Advertising technology revenue is set to grow over 300% by 2020 — up from $30 billion in 2015 to $100 billion by 2020 — according to a new Ad Tech Vendor Benchmark report from Technology Business Research (TBR), a technology market research and consulting firm.
The growth will be spurred by advertisers’ continued shift toward digital formats and the rise of self-serve platform offerings, per TBR. “End users are ramping up ad tech investments,” TBR wrote in a release.
“Marketers and agencies are shifting to ad tech to plan, execute and optimize multichannel digital campaigns,” stated Seth Ulinski, senior analyst at TBR. “Increased digital ad spending, programmatic technologies and SaaS fuel ad tech market growth.”
The $100 billion estimates look at the ad tech ecosystem from the macro level. In other words, TBR projects all ad tech vendors to have a combined net revenue of $100 billion by 2020. But TBR also studied 20 “key vendors” to set benchmarks for individual companies.
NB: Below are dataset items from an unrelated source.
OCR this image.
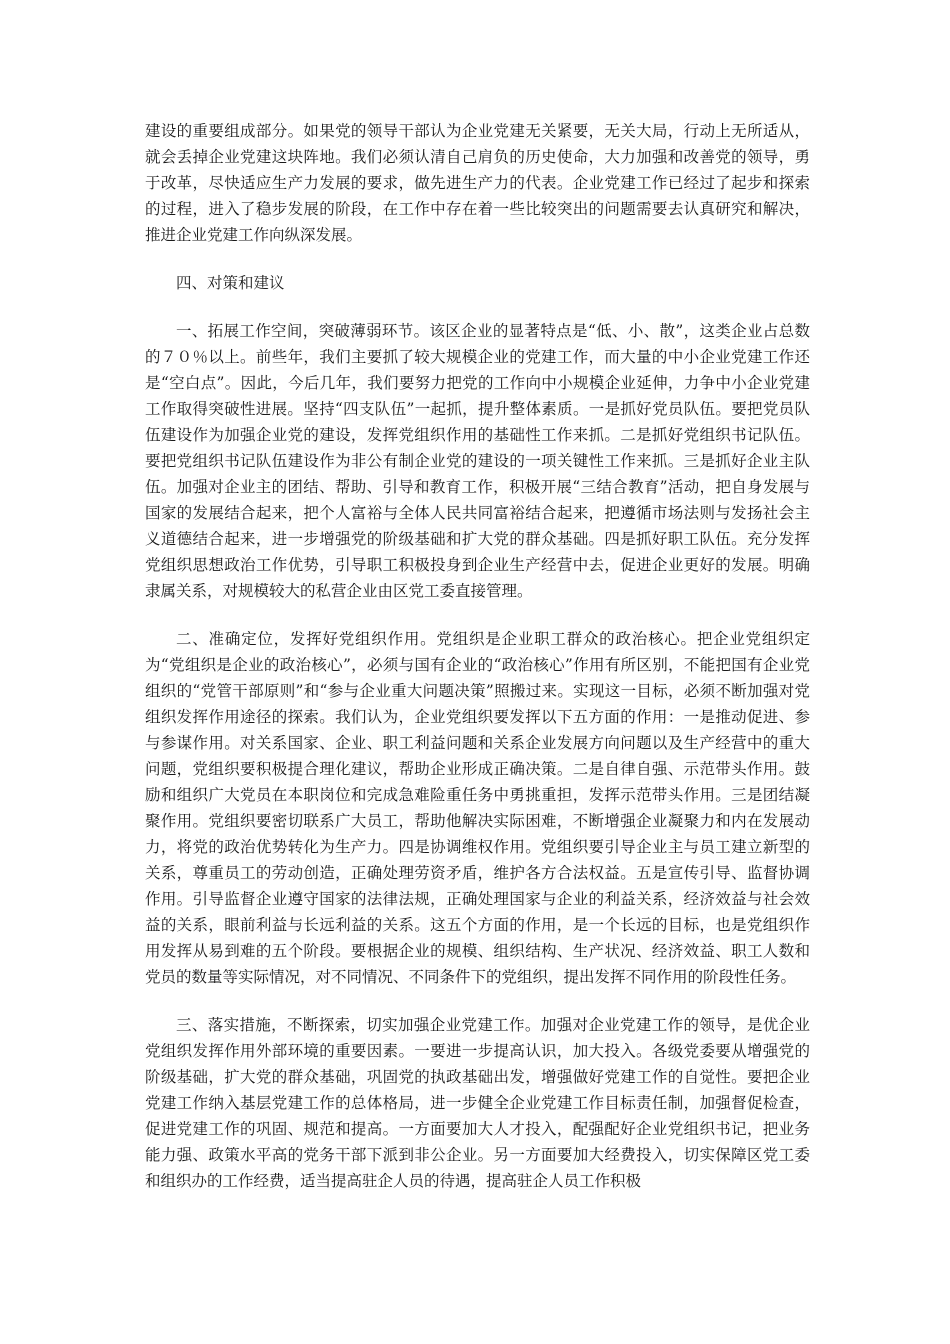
建设的重要组成部分。如果党的领导干部认为企业党建无关紧要，无关大局，行动上无所适从，就会丢掉企业党建这块阵地。我们必须认清自己肩负的历史使命，大力加强和改善党的领导，勇于改革，尽快适应生产力发展的要求，做先进生产力的代表。企业党建工作已经过了起步和探索的过程，进入了稳步发展的阶段，在工作中存在着一些比较突出的问题需要去认真研究和解决，推进企业党建工作向纵深发展。

四、对策和建议

一、拓展工作空间，突破薄弱环节。该区企业的显著特点是“低、小、散”，这类企业占总数的７０％以上。前些年，我们主要抓了较大规模企业的党建工作，而大量的中小企业党建工作还是“空白点”。因此，今后几年，我们要努力把党的工作向中小规模企业延伸，力争中小企业党建工作取得突破性进展。坚持“四支队伍”一起抓，提升整体素质。一是抓好党员队伍。要把党员队伍建设作为加强企业党的建设，发挥党组织作用的基础性工作来抓。二是抓好党组织书记队伍。要把党组织书记队伍建设作为非公有制企业党的建设的一项关键性工作来抓。三是抓好企业主队伍。加强对企业主的团结、帮助、引导和教育工作，积极开展“三结合教育”活动，把自身发展与国家的发展结合起来，把个人富裕与全体人民共同富裕结合起来，把遵循市场法则与发扬社会主义道德结合起来，进一步增强党的阶级基础和扩大党的群众基础。四是抓好职工队伍。充分发挥党组织思想政治工作优势，引导职工积极投身到企业生产经营中去，促进企业更好的发展。明确隶属关系，对规模较大的私营企业由区党工委直接管理。

二、准确定位，发挥好党组织作用。党组织是企业职工群众的政治核心。把企业党组织定为“党组织是企业的政治核心”，必须与国有企业的“政治核心”作用有所区别，不能把国有企业党组织的“党管干部原则”和“参与企业重大问题决策”照搬过来。实现这一目标，必须不断加强对党组织发挥作用途径的探索。我们认为，企业党组织要发挥以下五方面的作用：一是推动促进、参与参谋作用。对关系国家、企业、职工利益问题和关系企业发展方向问题以及生产经营中的重大问题，党组织要积极提合理化建议，帮助企业形成正确决策。二是自律自强、示范带头作用。鼓励和组织广大党员在本职岗位和完成急难险重任务中勇挑重担，发挥示范带头作用。三是团结凝聚作用。党组织要密切联系广大员工，帮助他解决实际困难，不断增强企业凝聚力和内在发展动力，将党的政治优势转化为生产力。四是协调维权作用。党组织要引导企业主与员工建立新型的关系，尊重员工的劳动创造，正确处理劳资矛盾，维护各方合法权益。五是宣传引导、监督协调作用。引导监督企业遵守国家的法律法规，正确处理国家与企业的利益关系，经济效益与社会效益的关系，眼前利益与长远利益的关系。这五个方面的作用，是一个长远的目标，也是党组织作用发挥从易到难的五个阶段。要根据企业的规模、组织结构、生产状况、经济效益、职工人数和党员的数量等实际情况，对不同情况、不同条件下的党组织，提出发挥不同作用的阶段性任务。

三、落实措施，不断探索，切实加强企业党建工作。加强对企业党建工作的领导，是优企业党组织发挥作用外部环境的重要因素。一要进一步提高认识，加大投入。各级党委要从增强党的阶级基础，扩大党的群众基础，巩固党的执政基础出发，增强做好党建工作的自觉性。要把企业党建工作纳入基层党建工作的总体格局，进一步健全企业党建工作目标责任制，加强督促检查，促进党建工作的巩固、规范和提高。一方面要加大人才投入，配强配好企业党组织书记，把业务能力强、政策水平高的党务干部下派到非公企业。另一方面要加大经费投入，切实保障区党工委和组织办的工作经费，适当提高驻企人员的待遇，提高驻企人员工作积极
“We had to start somewhere,” expressed Ulinski to Real-Time Daily. “There are so many vendors in the market. We had to create a taxonomy and some segments.”
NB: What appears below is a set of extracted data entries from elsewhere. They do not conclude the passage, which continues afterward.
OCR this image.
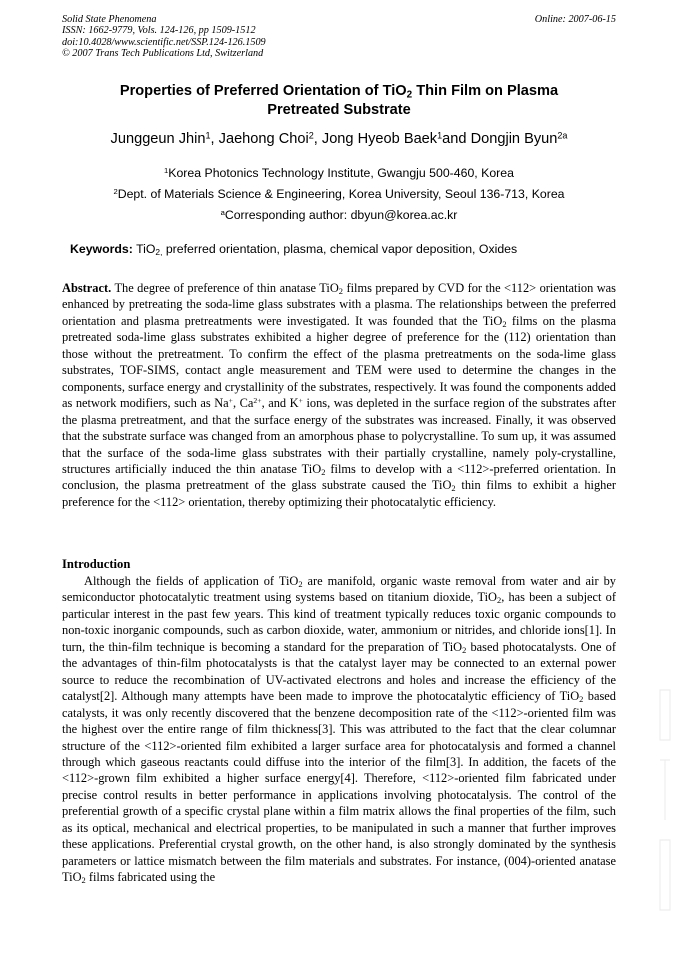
Solid State Phenomena
ISSN: 1662-9779, Vols. 124-126, pp 1509-1512
doi:10.4028/www.scientific.net/SSP.124-126.1509
© 2007 Trans Tech Publications Ltd, Switzerland
Online: 2007-06-15
Properties of Preferred Orientation of TiO$_2$ Thin Film on Plasma
Pretreated Substrate
Junggeun Jhin$^1$, Jaehong Choi$^2$, Jong Hyeob Baek$^1$and Dongjin Byun$^{2a}$
$^1$Korea Photonics Technology Institute, Gwangju 500-460, Korea
$^2$Dept. of Materials Science & Engineering, Korea University, Seoul 136-713, Korea
$^a$Corresponding author: dbyun@korea.ac.kr
Keywords: TiO$_{2,}$ preferred orientation, plasma, chemical vapor deposition, Oxides
Abstract. The degree of preference of thin anatase TiO$_2$ films prepared by CVD for the <112> orientation was enhanced by pretreating the soda-lime glass substrates with a plasma. The relationships between the preferred orientation and plasma pretreatments were investigated. It was founded that the TiO$_2$ films on the plasma pretreated soda-lime glass substrates exhibited a higher degree of preference for the (112) orientation than those without the pretreatment. To confirm the effect of the plasma pretreatments on the soda-lime glass substrates, TOF-SIMS, contact angle measurement and TEM were used to determine the changes in the components, surface energy and crystallinity of the substrates, respectively. It was found the components added as network modifiers, such as Na+, $Ca^{2+}$, and K+ ions, was depleted in the surface region of the substrates after the plasma pretreatment, and that the surface energy of the substrates was increased. Finally, it was observed that the substrate surface was changed from an amorphous phase to polycrystalline. To sum up, it was assumed that the surface of the soda-lime glass substrates with their partially crystalline, namely poly-crystalline, structures artificially induced the thin anatase TiO$_2$ films to develop with a <112>-preferred orientation. In conclusion, the plasma pretreatment of the glass substrate caused the TiO$_2$ thin films to exhibit a higher preference for the <112> orientation, thereby optimizing their photocatalytic efficiency.
Introduction
Although the fields of application of TiO$_2$ are manifold, organic waste removal from water and air by semiconductor photocatalytic treatment using systems based on titanium dioxide, TiO$_2$, has been a subject of particular interest in the past few years. This kind of treatment typically reduces toxic organic compounds to non-toxic inorganic compounds, such as carbon dioxide, water, ammonium or nitrides, and chloride ions[1]. In turn, the thin-film technique is becoming a standard for the preparation of TiO$_2$ based photocatalysts. One of the advantages of thin-film photocatalysts is that the catalyst layer may be connected to an external power source to reduce the recombination of UV-activated electrons and holes and increase the efficiency of the catalyst[2]. Although many attempts have been made to improve the photocatalytic efficiency of TiO$_2$ based catalysts, it was only recently discovered that the benzene decomposition rate of the <112>-oriented film was the highest over the entire range of film thickness[3]. This was attributed to the fact that the clear columnar structure of the <112>-oriented film exhibited a larger surface area for photocatalysis and formed a channel through which gaseous reactants could diffuse into the interior of the film[3]. In addition, the facets of the <112>-grown film exhibited a higher surface energy[4]. Therefore, <112>-oriented film fabricated under precise control results in better performance in applications involving photocatalysis. The control of the preferential growth of a specific crystal plane within a film matrix allows the final properties of the film, such as its optical, mechanical and electrical properties, to be manipulated in such a manner that further improves these applications. Preferential crystal growth, on the other hand, is also strongly dominated by the synthesis parameters or lattice mismatch between the film materials and substrates. For instance, (004)-oriented anatase TiO$_2$ films fabricated using the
TBR decided to create four segments: demand-side platforms (DSPs), ad exchanges, data management platforms (DMPs) and hybrid platforms. Vendors studied include Adobe, AppNexus, Criteo, Turn, Google and Rubicon Project.
TBR then looked at some basic company indicators, such as net revenue, head count and office locations. For the private companies, Ulinski said TBR did “a lot of modeling to figure out who was doing what.”
“In a nutshell, we looked at the business metrics behind all these vendors,” remarked Ulinski. “How are they making money? Is it a managed service model, self-service model, or both? Any component of arbitrage? We also looked at geographic footprint, and headcount and revenues in those different regions.”
Moving forward, Ulinski said TBR plans to release ad tech vendor studies twice a year, beginning in a few months with a look at the first half of 2015. The research and consulting firm is also looking into adding benchmarks for ad tech’s cousin — marketing technology, i.e. enterprise marketing systems.